Tom thinks that change might be Living Wish. Tom has previously tried builds with Green Sun's Zenith as additional copies of Glistener Elf and to have a small toolbox of utility creatures. Living Wish takes that to a new level. Now you can have an enormous toolbox of non-green hatebears and lands. Karakas against Show and Tell. Wasteland to shut off Lightning Bolt against Delver. Containment Priest, Vendilion Clique, Meddling Mage, or even another Poison creature. This gives you a mechanism of interacting more effectively with what your opponent is doing as games go longer so that you can more effectively sculpt a position where you can force through a win.


When Khans of Tarkir was initially released, there was a lot of hype around Jeskai Ascendancy in Modern. It was purported to be this unstoppable turn two combo deck that was capable of winning through all manner of hate. This proved to be untrue, but as the four color Sylvan Caryatid builds gave way to the three color combo control builds with Fatestitcher, there were rumblings about the combo deck making the jump to Legacy. People seem to have largely given up on this project, but this week Sam Black shared his most recent take:

The gameplan for this deck has not changed. Resolve a Jeskai Ascendancy. Use the looting triggers to sculpt your hand and get a Fatestitcher into the graveyard. Once you've assembled a critical mass of cantrips, you can unearth Fatestitcher and start cycling through your decks, with each spell untapping and pumping Fatestitcher. Eventually, you can find enough additional Fatestitchers to tap down your opponent's relevant permanents and smash in for enough damage to end the game.

When this deck was first making the rounds we were in the middle of a format warped by Treasure Cruise and the decks that it enabled. With the banning of Treasure Cruise, this deck has to adapt. Sam's new plan involves slotting in Dig Through Time, Faithless Looting, and Deep Analysis as a cheap way to loot through your deck and find both Fatestitchers, Jeskai Ascendancy, and to get Deep Analysis in your graveyard as a pseudo Treasure Cruise.

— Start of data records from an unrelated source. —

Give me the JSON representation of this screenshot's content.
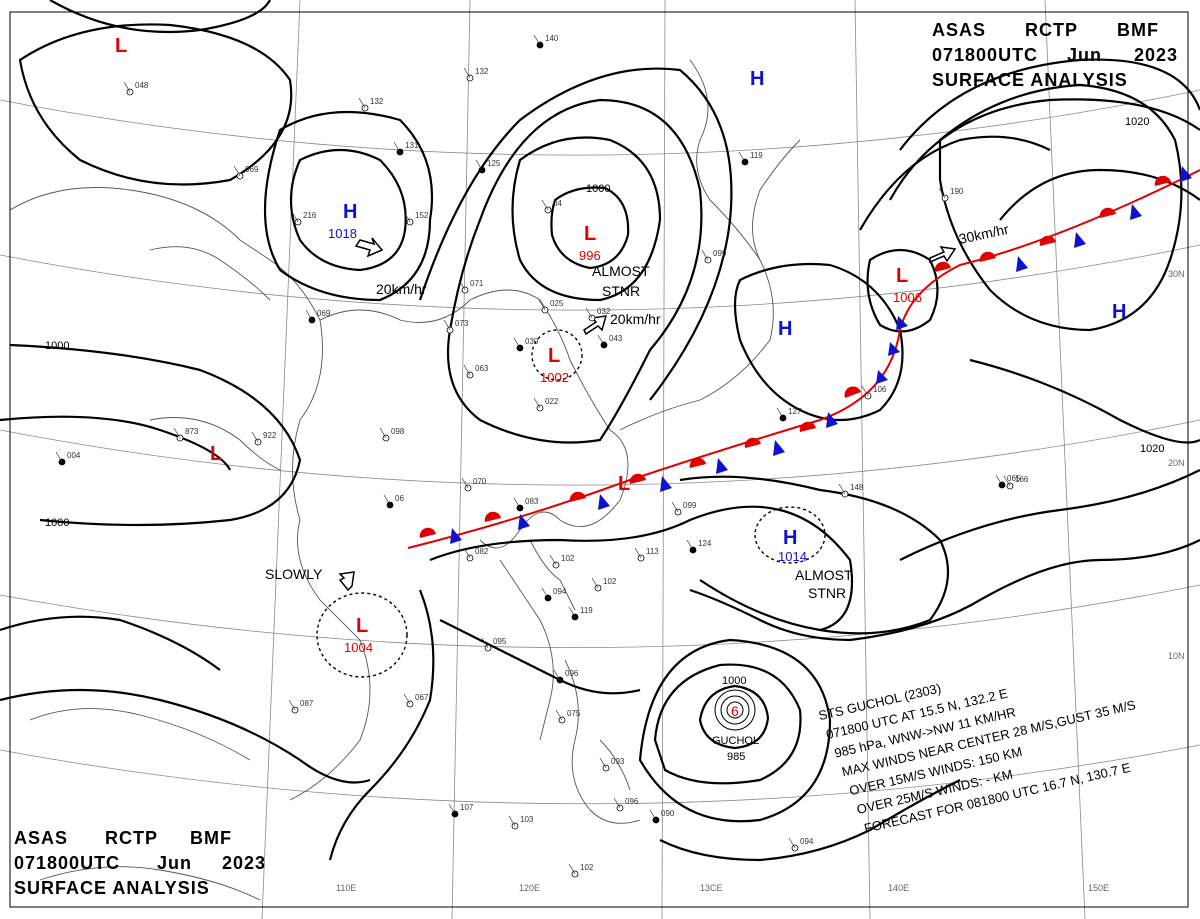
{
  "header": {
    "line1": [
      "ASAS",
      "RCTP",
      "BMF"
    ],
    "line2": [
      "071800UTC",
      "Jun",
      "2023"
    ],
    "line3": "SURFACE ANALYSIS"
  },
  "colors": {
    "low": "#e00000",
    "high": "#1010d0",
    "isobar": "#000000",
    "coast": "#555555"
  },
  "pressure_systems": [
    {
      "type": "L",
      "value": ""
    },
    {
      "type": "H",
      "value": "1018"
    },
    {
      "type": "L",
      "value": "996"
    },
    {
      "type": "L",
      "value": "1002"
    },
    {
      "type": "H",
      "value": ""
    },
    {
      "type": "H",
      "value": ""
    },
    {
      "type": "L",
      "value": "1006"
    },
    {
      "type": "H",
      "value": ""
    },
    {
      "type": "L",
      "value": ""
    },
    {
      "type": "L",
      "value": ""
    },
    {
      "type": "H",
      "value": "1014"
    },
    {
      "type": "L",
      "value": "1004"
    }
  ],
  "movement_labels": [
    "20km/hr",
    "20km/hr",
    "30km/hr",
    "SLOWLY"
  ],
  "notes": {
    "almost1_a": "ALMOST",
    "almost1_b": "STNR",
    "almost2_a": "ALMOST",
    "almost2_b": "STNR"
  },
  "isobar_labels": [
    "1000",
    "1000",
    "1000",
    "1020",
    "1020",
    "1000"
  ],
  "lat_labels": [
    "30N",
    "20N",
    "10N"
  ],
  "lon_labels": [
    "110E",
    "120E",
    "13CE",
    "140E",
    "150E"
  ],
  "typhoon": {
    "name": "GUCHOL",
    "pressure": "985",
    "info": [
      "STS  GUCHOL  (2303)",
      "071800 UTC  AT 15.5 N, 132.2 E",
      "985 hPa, WNW->NW  11 KM/HR",
      "MAX WINDS NEAR CENTER 28 M/S,GUST 35 M/S",
      "OVER 15M/S WINDS: 150 KM",
      "OVER 25M/S WINDS: - KM",
      "FORECAST FOR 081800 UTC 16.7 N, 130.7 E"
    ]
  },
  "stations": [
    "140",
    "132",
    "132",
    "131",
    "216",
    "152",
    "125",
    "04",
    "069",
    "069",
    "071",
    "073",
    "030",
    "025",
    "032",
    "043",
    "063",
    "098",
    "06",
    "070",
    "022",
    "083",
    "082",
    "102",
    "094",
    "095",
    "099",
    "124",
    "113",
    "102",
    "119",
    "087",
    "067",
    "096",
    "075",
    "093",
    "107",
    "103",
    "096",
    "090",
    "102",
    "094",
    "065",
    "148",
    "166",
    "127",
    "106",
    "099",
    "119",
    "190",
    "048",
    "004",
    "873",
    "922"
  ]
}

One of the big innovations in this build is the inclusion of Wind Zendikon as another mana creature with pseduo-haste that interacts favorably with Jeskai Ascendancy. Additionally, you have access to way more free spells in Legacy than you do in Modern. Gut Shot is much more reasonable in Legacy where there are more elves and Delver of Secrets. In addition to that though, you also gain access to both Lotus Petal and Chrome Mox to help get the combo going a turn early.